Workers strike for union agreement

Issue 

Justine Kamprad, Geelong

On August 28, the 13 workers employed by Williamstown Sheet Metal Pty Ltd, in the south-west Melbourne suburb of Laverton North, took their first ever industrial action.

The workers voted unanimously to refuse the company's offer of a non-union agreement, to strike for 24 hours and to picket the factory during the day shift.

Williamstown Sheet Metal has always had union agreements and the workers — all but two of whom are members of the Australian Manufacturing Workers Union — thought it would remain the same after their agreement expired on April 1. However, the owner and director of the company, Steve Watts, decided several weeks ago not to attend any negotiations for a new pattern agreement with the union.

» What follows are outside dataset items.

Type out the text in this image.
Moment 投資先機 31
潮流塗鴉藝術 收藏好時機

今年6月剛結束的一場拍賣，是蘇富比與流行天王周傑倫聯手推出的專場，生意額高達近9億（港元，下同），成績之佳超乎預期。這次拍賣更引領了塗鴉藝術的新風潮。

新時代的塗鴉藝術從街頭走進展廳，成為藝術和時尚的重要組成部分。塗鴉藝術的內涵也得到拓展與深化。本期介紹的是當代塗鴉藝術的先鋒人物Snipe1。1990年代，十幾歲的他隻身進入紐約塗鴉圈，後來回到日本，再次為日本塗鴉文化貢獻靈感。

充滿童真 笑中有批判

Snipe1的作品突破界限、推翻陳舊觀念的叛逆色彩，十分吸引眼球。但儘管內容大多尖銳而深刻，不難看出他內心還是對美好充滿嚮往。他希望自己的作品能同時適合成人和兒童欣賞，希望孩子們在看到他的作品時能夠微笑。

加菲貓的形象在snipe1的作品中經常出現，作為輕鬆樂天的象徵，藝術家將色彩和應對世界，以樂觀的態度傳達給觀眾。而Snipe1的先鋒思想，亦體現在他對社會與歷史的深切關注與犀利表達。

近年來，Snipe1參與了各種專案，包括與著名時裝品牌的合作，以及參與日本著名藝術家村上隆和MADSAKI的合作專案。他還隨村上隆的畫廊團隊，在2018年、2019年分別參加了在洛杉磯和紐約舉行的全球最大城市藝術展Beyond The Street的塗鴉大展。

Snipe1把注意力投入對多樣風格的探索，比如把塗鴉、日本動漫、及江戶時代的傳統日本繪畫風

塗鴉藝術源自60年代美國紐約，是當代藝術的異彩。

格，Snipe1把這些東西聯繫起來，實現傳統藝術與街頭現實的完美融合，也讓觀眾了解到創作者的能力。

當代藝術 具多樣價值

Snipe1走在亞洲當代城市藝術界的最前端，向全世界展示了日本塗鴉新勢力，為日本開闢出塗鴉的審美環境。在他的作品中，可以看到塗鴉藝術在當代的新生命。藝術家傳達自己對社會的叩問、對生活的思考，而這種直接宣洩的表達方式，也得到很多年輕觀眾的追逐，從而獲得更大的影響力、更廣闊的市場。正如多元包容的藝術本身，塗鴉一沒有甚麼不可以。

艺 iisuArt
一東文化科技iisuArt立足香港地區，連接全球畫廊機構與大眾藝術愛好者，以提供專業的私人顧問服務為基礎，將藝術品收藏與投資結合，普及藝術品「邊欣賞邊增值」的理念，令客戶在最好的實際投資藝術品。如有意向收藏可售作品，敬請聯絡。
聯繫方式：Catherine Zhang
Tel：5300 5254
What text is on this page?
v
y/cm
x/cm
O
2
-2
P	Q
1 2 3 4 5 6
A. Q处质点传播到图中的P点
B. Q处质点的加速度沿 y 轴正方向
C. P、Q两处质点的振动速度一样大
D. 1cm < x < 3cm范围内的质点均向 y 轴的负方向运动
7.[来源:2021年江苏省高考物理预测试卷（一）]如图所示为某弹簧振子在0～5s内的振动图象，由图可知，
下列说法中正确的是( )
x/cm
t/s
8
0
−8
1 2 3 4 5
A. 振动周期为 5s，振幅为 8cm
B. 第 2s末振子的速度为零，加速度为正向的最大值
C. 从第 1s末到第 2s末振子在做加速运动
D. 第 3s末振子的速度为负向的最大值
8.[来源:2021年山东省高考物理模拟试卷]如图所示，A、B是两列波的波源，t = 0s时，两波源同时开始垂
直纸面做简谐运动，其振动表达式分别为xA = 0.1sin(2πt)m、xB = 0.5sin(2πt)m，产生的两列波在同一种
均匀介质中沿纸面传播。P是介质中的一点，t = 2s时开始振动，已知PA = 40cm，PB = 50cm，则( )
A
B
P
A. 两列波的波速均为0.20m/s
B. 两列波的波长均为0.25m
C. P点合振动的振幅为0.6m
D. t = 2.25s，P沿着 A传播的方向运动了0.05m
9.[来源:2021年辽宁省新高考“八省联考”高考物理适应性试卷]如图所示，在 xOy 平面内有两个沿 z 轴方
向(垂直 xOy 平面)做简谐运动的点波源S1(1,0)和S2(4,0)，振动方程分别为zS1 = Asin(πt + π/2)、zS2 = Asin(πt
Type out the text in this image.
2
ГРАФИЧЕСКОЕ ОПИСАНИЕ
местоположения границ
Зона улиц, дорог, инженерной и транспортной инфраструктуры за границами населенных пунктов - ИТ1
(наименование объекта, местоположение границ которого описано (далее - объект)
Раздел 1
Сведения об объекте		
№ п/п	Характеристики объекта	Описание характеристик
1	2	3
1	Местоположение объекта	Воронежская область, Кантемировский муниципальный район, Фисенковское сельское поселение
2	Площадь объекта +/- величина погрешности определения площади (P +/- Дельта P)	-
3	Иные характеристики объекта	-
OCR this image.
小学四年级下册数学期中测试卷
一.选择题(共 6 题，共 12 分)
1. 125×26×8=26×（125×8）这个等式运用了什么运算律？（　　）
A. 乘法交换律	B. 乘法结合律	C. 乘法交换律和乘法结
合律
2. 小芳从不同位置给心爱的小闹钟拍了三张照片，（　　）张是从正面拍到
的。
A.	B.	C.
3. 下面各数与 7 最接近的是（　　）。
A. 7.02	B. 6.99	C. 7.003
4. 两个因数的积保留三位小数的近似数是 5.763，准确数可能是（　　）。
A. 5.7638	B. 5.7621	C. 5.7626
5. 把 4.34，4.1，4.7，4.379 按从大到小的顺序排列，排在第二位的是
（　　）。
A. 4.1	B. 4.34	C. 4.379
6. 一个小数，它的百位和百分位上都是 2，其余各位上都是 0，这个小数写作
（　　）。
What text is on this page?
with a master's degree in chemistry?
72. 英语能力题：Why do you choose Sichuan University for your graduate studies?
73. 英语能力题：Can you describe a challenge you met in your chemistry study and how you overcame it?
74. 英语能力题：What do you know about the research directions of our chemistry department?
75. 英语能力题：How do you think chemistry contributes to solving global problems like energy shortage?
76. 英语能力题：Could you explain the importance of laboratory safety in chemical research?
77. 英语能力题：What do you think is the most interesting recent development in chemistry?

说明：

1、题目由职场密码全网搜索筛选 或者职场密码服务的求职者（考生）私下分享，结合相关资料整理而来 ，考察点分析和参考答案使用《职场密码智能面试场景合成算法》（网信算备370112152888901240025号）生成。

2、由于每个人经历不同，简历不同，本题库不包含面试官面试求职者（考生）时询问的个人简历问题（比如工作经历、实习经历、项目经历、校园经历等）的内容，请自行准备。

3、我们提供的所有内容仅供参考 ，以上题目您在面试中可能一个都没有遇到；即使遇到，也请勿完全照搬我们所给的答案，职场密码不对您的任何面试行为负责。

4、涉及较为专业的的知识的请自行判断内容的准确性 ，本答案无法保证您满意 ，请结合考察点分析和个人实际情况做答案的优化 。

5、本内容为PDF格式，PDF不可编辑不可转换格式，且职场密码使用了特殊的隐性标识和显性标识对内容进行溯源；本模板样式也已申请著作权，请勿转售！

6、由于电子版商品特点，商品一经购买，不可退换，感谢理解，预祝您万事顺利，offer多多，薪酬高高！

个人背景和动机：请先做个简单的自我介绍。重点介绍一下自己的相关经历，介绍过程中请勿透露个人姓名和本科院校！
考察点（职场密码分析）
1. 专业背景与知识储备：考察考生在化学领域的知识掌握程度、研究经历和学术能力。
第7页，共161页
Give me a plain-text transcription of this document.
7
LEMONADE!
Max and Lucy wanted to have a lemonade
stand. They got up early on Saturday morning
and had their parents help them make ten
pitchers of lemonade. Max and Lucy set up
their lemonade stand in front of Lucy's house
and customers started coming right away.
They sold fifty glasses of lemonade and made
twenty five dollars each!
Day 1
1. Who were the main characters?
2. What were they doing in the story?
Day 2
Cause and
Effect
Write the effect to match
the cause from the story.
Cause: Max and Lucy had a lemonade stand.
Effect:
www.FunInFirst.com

At the beginning of August, the company presented the workers with an agreement that included pay rises at the company's discretion, no portable redundancy payments and a move from a 36-hour work week to 38 hours. The agreement also lacked award protected provisions, such as work clothing.

When the workers refused this agreement, Watts offered them a non-union agreement that included protected award pay and conditions.

Steve Rhodes, a shop steward at the factory who has worked there for 10 years, told Green Left Weekly: "On Thursday night, Watts told us he wants the original agreement squashed and to get us all on individual contracts, and that he would weed us out one by one. He's been advertising [for new employees] in the Werribee Banner and other local papers and he reckons that he has four tradesmen willing to start on AWAs. He wants to force all the union members out.

"Watts claimed he negotiated, but he just said this is what I want — take it or leave it. The [new industrial relations] laws are in the bosses' favour and they use them to their full advantage."

David Stiles, who has worked for the company for six years, told GLW: "These new laws are so unfair. They're so limited as to what we can do. It allows bosses like this to walk all over you. It's the old story — the rich get richer and the poor get poorer and that's what these laws are designed to do."